Senescent cells, which show the permanent growth arrest in response to various forms of stress, accumulate in the body with the progression of age, and are associated with aging and age-associated diseases. Although the senescent cells are growth arrested, they still demonstrate high metabolic rate and altered gene expression, indicating that senescent cells are still active. We recently showed that the circadian clock properties, namely phase and period of the cells, are altered with the establishment of replicative senescence. However, whether cellular senescence triggers the alteration of circadian clock properties in the cells is still unknown.

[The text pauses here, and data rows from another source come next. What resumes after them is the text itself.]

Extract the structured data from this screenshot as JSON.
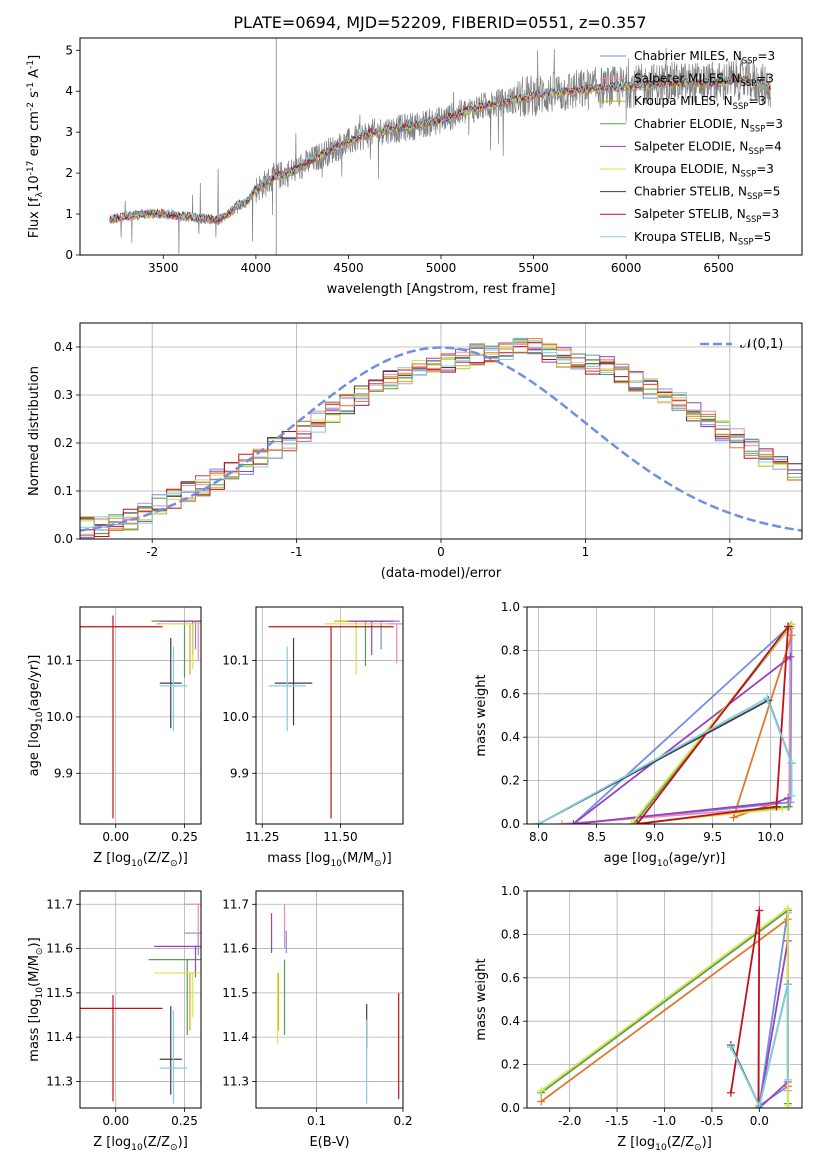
{
  "title": "PLATE=0694, MJD=52209, FIBERID=0551, z=0.357",
  "colors": {
    "Chabrier MILES": "#6f8fe0",
    "Salpeter MILES": "#f08ab0",
    "Kroupa MILES": "#c8b400",
    "Chabrier ELODIE": "#5a9a5a",
    "Salpeter ELODIE": "#9b40c0",
    "Kroupa ELODIE": "#d8e64a",
    "Chabrier STELIB": "#404040",
    "Salpeter STELIB": "#c01020",
    "Kroupa STELIB": "#7fd0e0",
    "orange": "#e07830",
    "gray": "#808080",
    "grid": "#b0b0b0"
  },
  "chart_data": [
    {
      "id": "spectrum",
      "type": "line",
      "xlabel": "wavelength [Angstrom, rest frame]",
      "ylabel": "Flux [f$_\\lambda$10$^{-17}$ erg cm$^{-2}$ s$^{-1}$ A$^{-1}$]",
      "xlim": [
        3050,
        6950
      ],
      "ylim": [
        0,
        5.3
      ],
      "xticks": [
        3500,
        4000,
        4500,
        5000,
        5500,
        6000,
        6500
      ],
      "yticks": [
        0,
        1,
        2,
        3,
        4,
        5
      ],
      "grid": false,
      "legend_position": "upper right",
      "legend": [
        {
          "label": "Chabrier MILES, N$_{SSP}$=3",
          "color_key": "Chabrier MILES"
        },
        {
          "label": "Salpeter MILES, N$_{SSP}$=3",
          "color_key": "Salpeter MILES"
        },
        {
          "label": "Kroupa MILES, N$_{SSP}$=3",
          "color_key": "Kroupa MILES"
        },
        {
          "label": "Chabrier ELODIE, N$_{SSP}$=3",
          "color_key": "Chabrier ELODIE"
        },
        {
          "label": "Salpeter ELODIE, N$_{SSP}$=4",
          "color_key": "Salpeter ELODIE"
        },
        {
          "label": "Kroupa ELODIE, N$_{SSP}$=3",
          "color_key": "Kroupa ELODIE"
        },
        {
          "label": "Chabrier STELIB, N$_{SSP}$=5",
          "color_key": "Chabrier STELIB"
        },
        {
          "label": "Salpeter STELIB, N$_{SSP}$=3",
          "color_key": "Salpeter STELIB"
        },
        {
          "label": "Kroupa STELIB, N$_{SSP}$=5",
          "color_key": "Kroupa STELIB"
        }
      ],
      "continuum": {
        "x": [
          3210,
          3300,
          3400,
          3500,
          3600,
          3700,
          3800,
          3850,
          3900,
          3950,
          4000,
          4100,
          4200,
          4300,
          4400,
          4500,
          4600,
          4700,
          4800,
          4900,
          5000,
          5100,
          5200,
          5300,
          5400,
          5500,
          5600,
          5700,
          5800,
          5900,
          6000,
          6100,
          6200,
          6300,
          6400,
          6500,
          6600,
          6700,
          6780
        ],
        "y": [
          0.85,
          0.95,
          1.0,
          1.0,
          0.95,
          0.9,
          0.85,
          1.0,
          1.2,
          1.3,
          1.6,
          1.9,
          2.05,
          2.3,
          2.55,
          2.75,
          2.95,
          3.05,
          3.1,
          3.2,
          3.3,
          3.45,
          3.6,
          3.7,
          3.8,
          3.9,
          3.95,
          4.0,
          4.05,
          4.1,
          4.1,
          4.15,
          4.2,
          4.2,
          4.2,
          4.2,
          4.3,
          4.2,
          4.1
        ]
      }
    },
    {
      "id": "residuals",
      "type": "histogram",
      "xlabel": "(data-model)/error",
      "ylabel": "Normed distribution",
      "xlim": [
        -2.5,
        2.5
      ],
      "ylim": [
        0,
        0.45
      ],
      "xticks": [
        -2,
        -1,
        0,
        1,
        2
      ],
      "yticks": [
        0.0,
        0.1,
        0.2,
        0.3,
        0.4
      ],
      "grid": true,
      "legend_position": "upper right",
      "legend": [
        {
          "label": "$\\mathcal{N}(0,1)$",
          "color_key": "Chabrier MILES"
        }
      ],
      "bin_edges_start": -2.5,
      "bin_width": 0.1,
      "mean_hist": [
        0.025,
        0.025,
        0.03,
        0.04,
        0.055,
        0.07,
        0.085,
        0.1,
        0.11,
        0.125,
        0.14,
        0.155,
        0.17,
        0.19,
        0.205,
        0.225,
        0.245,
        0.265,
        0.28,
        0.3,
        0.315,
        0.33,
        0.345,
        0.355,
        0.36,
        0.37,
        0.375,
        0.385,
        0.39,
        0.395,
        0.4,
        0.395,
        0.39,
        0.38,
        0.375,
        0.365,
        0.36,
        0.345,
        0.33,
        0.315,
        0.3,
        0.285,
        0.265,
        0.245,
        0.225,
        0.21,
        0.19,
        0.17,
        0.155,
        0.14,
        0.125,
        0.11,
        0.095,
        0.085,
        0.075,
        0.065,
        0.058,
        0.05,
        0.045,
        0.04
      ]
    },
    {
      "id": "age_vs_Z",
      "type": "errorbar",
      "xlabel": "Z [log$_{10}$(Z/Z$_\\odot$)]",
      "ylabel": "age  [log$_{10}$(age/yr)]",
      "xlim": [
        -0.13,
        0.31
      ],
      "ylim": [
        9.81,
        10.195
      ],
      "xticks": [
        0.0,
        0.25
      ],
      "xticklabels": [
        "0.00",
        "0.25"
      ],
      "yticks": [
        9.9,
        10.0,
        10.1
      ],
      "grid": true,
      "points": [
        {
          "color_key": "Chabrier MILES",
          "x": 0.29,
          "y": 10.17,
          "xerr": 0.1,
          "yerr": [
            0.05,
            0.0
          ]
        },
        {
          "color_key": "Salpeter MILES",
          "x": 0.3,
          "y": 10.17,
          "xerr": 0.12,
          "yerr": [
            0.07,
            0.0
          ]
        },
        {
          "color_key": "Kroupa MILES",
          "x": 0.27,
          "y": 10.165,
          "xerr": 0.12,
          "yerr": [
            0.09,
            0.0
          ]
        },
        {
          "color_key": "Chabrier ELODIE",
          "x": 0.25,
          "y": 10.17,
          "xerr": 0.12,
          "yerr": [
            0.1,
            0.0
          ]
        },
        {
          "color_key": "Salpeter ELODIE",
          "x": 0.28,
          "y": 10.17,
          "xerr": 0.12,
          "yerr": [
            0.06,
            0.0
          ]
        },
        {
          "color_key": "Kroupa ELODIE",
          "x": 0.28,
          "y": 10.165,
          "xerr": 0.12,
          "yerr": [
            0.08,
            0.0
          ]
        },
        {
          "color_key": "Chabrier STELIB",
          "x": 0.2,
          "y": 10.06,
          "xerr": 0.04,
          "yerr": [
            0.08,
            0.08
          ]
        },
        {
          "color_key": "Salpeter STELIB",
          "x": -0.01,
          "y": 10.16,
          "xerr": 0.18,
          "yerr": [
            0.34,
            0.02
          ]
        },
        {
          "color_key": "Kroupa STELIB",
          "x": 0.21,
          "y": 10.055,
          "xerr": 0.05,
          "yerr": [
            0.08,
            0.07
          ]
        }
      ]
    },
    {
      "id": "age_vs_mass",
      "type": "errorbar",
      "xlabel": "mass [log$_{10}$(M/M$_\\odot$)]",
      "ylabel": "",
      "xlim": [
        11.23,
        11.7
      ],
      "ylim": [
        9.81,
        10.195
      ],
      "xticks": [
        11.25,
        11.5
      ],
      "xticklabels": [
        "11.25",
        "11.50"
      ],
      "yticks": [
        9.9,
        10.0,
        10.1
      ],
      "grid": true,
      "points": [
        {
          "color_key": "Chabrier MILES",
          "x": 11.63,
          "y": 10.17,
          "xerr": 0.06,
          "yerr": [
            0.05,
            0.0
          ]
        },
        {
          "color_key": "Salpeter MILES",
          "x": 11.68,
          "y": 10.165,
          "xerr": 0.1,
          "yerr": [
            0.07,
            0.0
          ]
        },
        {
          "color_key": "Kroupa MILES",
          "x": 11.55,
          "y": 10.17,
          "xerr": 0.07,
          "yerr": [
            0.07,
            0.0
          ]
        },
        {
          "color_key": "Chabrier ELODIE",
          "x": 11.58,
          "y": 10.17,
          "xerr": 0.06,
          "yerr": [
            0.08,
            0.0
          ]
        },
        {
          "color_key": "Salpeter ELODIE",
          "x": 11.6,
          "y": 10.17,
          "xerr": 0.07,
          "yerr": [
            0.06,
            0.0
          ]
        },
        {
          "color_key": "Kroupa ELODIE",
          "x": 11.55,
          "y": 10.165,
          "xerr": 0.1,
          "yerr": [
            0.09,
            0.0
          ]
        },
        {
          "color_key": "Chabrier STELIB",
          "x": 11.35,
          "y": 10.06,
          "xerr": 0.06,
          "yerr": [
            0.075,
            0.08
          ]
        },
        {
          "color_key": "Salpeter STELIB",
          "x": 11.47,
          "y": 10.16,
          "xerr": 0.2,
          "yerr": [
            0.34,
            0.0
          ]
        },
        {
          "color_key": "Kroupa STELIB",
          "x": 11.33,
          "y": 10.055,
          "xerr": 0.06,
          "yerr": [
            0.08,
            0.07
          ]
        }
      ]
    },
    {
      "id": "weight_vs_age",
      "type": "line",
      "xlabel": "age  [log$_{10}$(age/yr)]",
      "ylabel": "mass weight",
      "xlim": [
        7.9,
        10.27
      ],
      "ylim": [
        0,
        1.0
      ],
      "xticks": [
        8.0,
        8.5,
        9.0,
        9.5,
        10.0
      ],
      "yticks": [
        0.0,
        0.2,
        0.4,
        0.6,
        0.8,
        1.0
      ],
      "grid": true,
      "series": [
        {
          "color_key": "Chabrier MILES",
          "x": [
            10.18,
            10.17,
            8.3,
            10.18
          ],
          "y": [
            0.92,
            0.1,
            0.0,
            0.92
          ]
        },
        {
          "color_key": "Salpeter MILES",
          "x": [
            10.17,
            10.16,
            8.2
          ],
          "y": [
            0.9,
            0.08,
            0.0
          ]
        },
        {
          "color_key": "orange",
          "x": [
            10.18,
            9.68,
            10.05
          ],
          "y": [
            0.87,
            0.03,
            0.1
          ]
        },
        {
          "color_key": "Chabrier ELODIE",
          "x": [
            10.17,
            8.82,
            10.15
          ],
          "y": [
            0.91,
            0.0,
            0.08
          ]
        },
        {
          "color_key": "Salpeter ELODIE",
          "x": [
            10.17,
            8.3,
            10.05,
            10.15
          ],
          "y": [
            0.77,
            0.0,
            0.1,
            0.12
          ]
        },
        {
          "color_key": "Kroupa ELODIE",
          "x": [
            10.18,
            8.8,
            10.1
          ],
          "y": [
            0.92,
            0.0,
            0.07
          ]
        },
        {
          "color_key": "Chabrier STELIB",
          "x": [
            8.0,
            9.98,
            10.18
          ],
          "y": [
            0.0,
            0.57,
            0.28
          ]
        },
        {
          "color_key": "Salpeter STELIB",
          "x": [
            10.15,
            10.05,
            8.85,
            10.15
          ],
          "y": [
            0.91,
            0.08,
            0.0,
            0.91
          ]
        },
        {
          "color_key": "Kroupa STELIB",
          "x": [
            8.0,
            9.97,
            10.18,
            10.18
          ],
          "y": [
            0.0,
            0.58,
            0.28,
            0.13
          ]
        }
      ]
    },
    {
      "id": "mass_vs_Z",
      "type": "errorbar",
      "xlabel": "Z [log$_{10}$(Z/Z$_\\odot$)]",
      "ylabel": "mass [log$_{10}$(M/M$_\\odot$)]",
      "xlim": [
        -0.13,
        0.31
      ],
      "ylim": [
        11.24,
        11.73
      ],
      "xticks": [
        0.0,
        0.25
      ],
      "xticklabels": [
        "0.00",
        "0.25"
      ],
      "yticks": [
        11.3,
        11.4,
        11.5,
        11.6,
        11.7
      ],
      "grid": true,
      "points": [
        {
          "color_key": "Chabrier MILES",
          "x": 0.3,
          "y": 11.635,
          "xerr": 0.05,
          "yerr": [
            0.05,
            0.0
          ]
        },
        {
          "color_key": "Salpeter MILES",
          "x": 0.3,
          "y": 11.7,
          "xerr": 0.05,
          "yerr": [
            0.1,
            0.0
          ]
        },
        {
          "color_key": "Kroupa MILES",
          "x": 0.27,
          "y": 11.545,
          "xerr": 0.03,
          "yerr": [
            0.13,
            0.0
          ]
        },
        {
          "color_key": "Chabrier ELODIE",
          "x": 0.26,
          "y": 11.575,
          "xerr": 0.14,
          "yerr": [
            0.17,
            0.0
          ]
        },
        {
          "color_key": "Salpeter ELODIE",
          "x": 0.29,
          "y": 11.605,
          "xerr": 0.15,
          "yerr": [
            0.07,
            0.0
          ]
        },
        {
          "color_key": "Kroupa ELODIE",
          "x": 0.28,
          "y": 11.545,
          "xerr": 0.14,
          "yerr": [
            0.1,
            0.0
          ]
        },
        {
          "color_key": "Chabrier STELIB",
          "x": 0.2,
          "y": 11.35,
          "xerr": 0.04,
          "yerr": [
            0.08,
            0.12
          ]
        },
        {
          "color_key": "Salpeter STELIB",
          "x": -0.01,
          "y": 11.465,
          "xerr": 0.18,
          "yerr": [
            0.21,
            0.03
          ]
        },
        {
          "color_key": "Kroupa STELIB",
          "x": 0.21,
          "y": 11.33,
          "xerr": 0.05,
          "yerr": [
            0.08,
            0.13
          ]
        }
      ]
    },
    {
      "id": "mass_vs_EBV",
      "type": "errorbar",
      "xlabel": "E(B-V)",
      "ylabel": "",
      "xlim": [
        0.03,
        0.2
      ],
      "ylim": [
        11.24,
        11.73
      ],
      "xticks": [
        0.1,
        0.2
      ],
      "xticklabels": [
        "0.1",
        "0.2"
      ],
      "yticks": [
        11.3,
        11.4,
        11.5,
        11.6,
        11.7
      ],
      "grid": true,
      "points": [
        {
          "color_key": "Chabrier MILES",
          "x": 0.065,
          "y": 11.64,
          "xerr": 0.0,
          "yerr": [
            0.05,
            0.0
          ]
        },
        {
          "color_key": "Salpeter MILES",
          "x": 0.063,
          "y": 11.7,
          "xerr": 0.0,
          "yerr": [
            0.1,
            0.0
          ]
        },
        {
          "color_key": "Kroupa MILES",
          "x": 0.056,
          "y": 11.545,
          "xerr": 0.0,
          "yerr": [
            0.13,
            0.0
          ]
        },
        {
          "color_key": "Chabrier ELODIE",
          "x": 0.063,
          "y": 11.575,
          "xerr": 0.0,
          "yerr": [
            0.17,
            0.0
          ]
        },
        {
          "color_key": "Salpeter ELODIE",
          "x": 0.048,
          "y": 11.68,
          "xerr": 0.0,
          "yerr": [
            0.09,
            0.0
          ]
        },
        {
          "color_key": "Kroupa ELODIE",
          "x": 0.055,
          "y": 11.545,
          "xerr": 0.0,
          "yerr": [
            0.16,
            0.0
          ]
        },
        {
          "color_key": "Chabrier STELIB",
          "x": 0.158,
          "y": 11.475,
          "xerr": 0.0,
          "yerr": [
            0.1,
            0.0
          ]
        },
        {
          "color_key": "Salpeter STELIB",
          "x": 0.195,
          "y": 11.5,
          "xerr": 0.0,
          "yerr": [
            0.24,
            0.0
          ]
        },
        {
          "color_key": "Kroupa STELIB",
          "x": 0.158,
          "y": 11.44,
          "xerr": 0.0,
          "yerr": [
            0.19,
            0.0
          ]
        }
      ]
    },
    {
      "id": "weight_vs_Z",
      "type": "line",
      "xlabel": "Z [log$_{10}$(Z/Z$_\\odot$)]",
      "ylabel": "mass weight",
      "xlim": [
        -2.45,
        0.45
      ],
      "ylim": [
        0,
        1.0
      ],
      "xticks": [
        -2.0,
        -1.5,
        -1.0,
        -0.5,
        0.0
      ],
      "yticks": [
        0.0,
        0.2,
        0.4,
        0.6,
        0.8,
        1.0
      ],
      "grid": true,
      "series": [
        {
          "color_key": "Chabrier MILES",
          "x": [
            0.3,
            0.0,
            0.3
          ],
          "y": [
            0.91,
            0.01,
            0.1
          ]
        },
        {
          "color_key": "Salpeter MILES",
          "x": [
            0.3,
            0.3
          ],
          "y": [
            0.9,
            0.08
          ]
        },
        {
          "color_key": "orange",
          "x": [
            -2.3,
            0.3,
            0.3
          ],
          "y": [
            0.03,
            0.87,
            0.1
          ]
        },
        {
          "color_key": "Chabrier ELODIE",
          "x": [
            -2.3,
            0.3,
            0.3
          ],
          "y": [
            0.07,
            0.91,
            0.02
          ]
        },
        {
          "color_key": "Salpeter ELODIE",
          "x": [
            0.3,
            0.0,
            0.3
          ],
          "y": [
            0.77,
            0.0,
            0.12
          ]
        },
        {
          "color_key": "Kroupa ELODIE",
          "x": [
            -2.3,
            0.3,
            0.3
          ],
          "y": [
            0.08,
            0.92,
            0.01
          ]
        },
        {
          "color_key": "Chabrier STELIB",
          "x": [
            -0.3,
            0.0,
            0.3
          ],
          "y": [
            0.29,
            0.01,
            0.57
          ]
        },
        {
          "color_key": "Salpeter STELIB",
          "x": [
            -0.3,
            0.0,
            -0.01
          ],
          "y": [
            0.07,
            0.91,
            0.0
          ]
        },
        {
          "color_key": "Kroupa STELIB",
          "x": [
            -0.3,
            0.0,
            0.3,
            0.3
          ],
          "y": [
            0.28,
            0.01,
            0.57,
            0.13
          ]
        }
      ]
    }
  ]
}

In this study we show that the oxidative stress-induced premature senescence induces the alterations of the circadian clock, similar to the phenotypes of the replicative senescent cells. We found that the oxidative stress-induced premature senescent cells display the prolonged period and delayed phases. In addition, the magnitude of these changes intensified over time, indicating that cellular senescence changes the circadian clock properties. Our current results corroborate with our previous findings and further confirm that cellular senescence induces altered circadian clock properties, irrespective of the replicative senescence or the stress-induced premature senescence.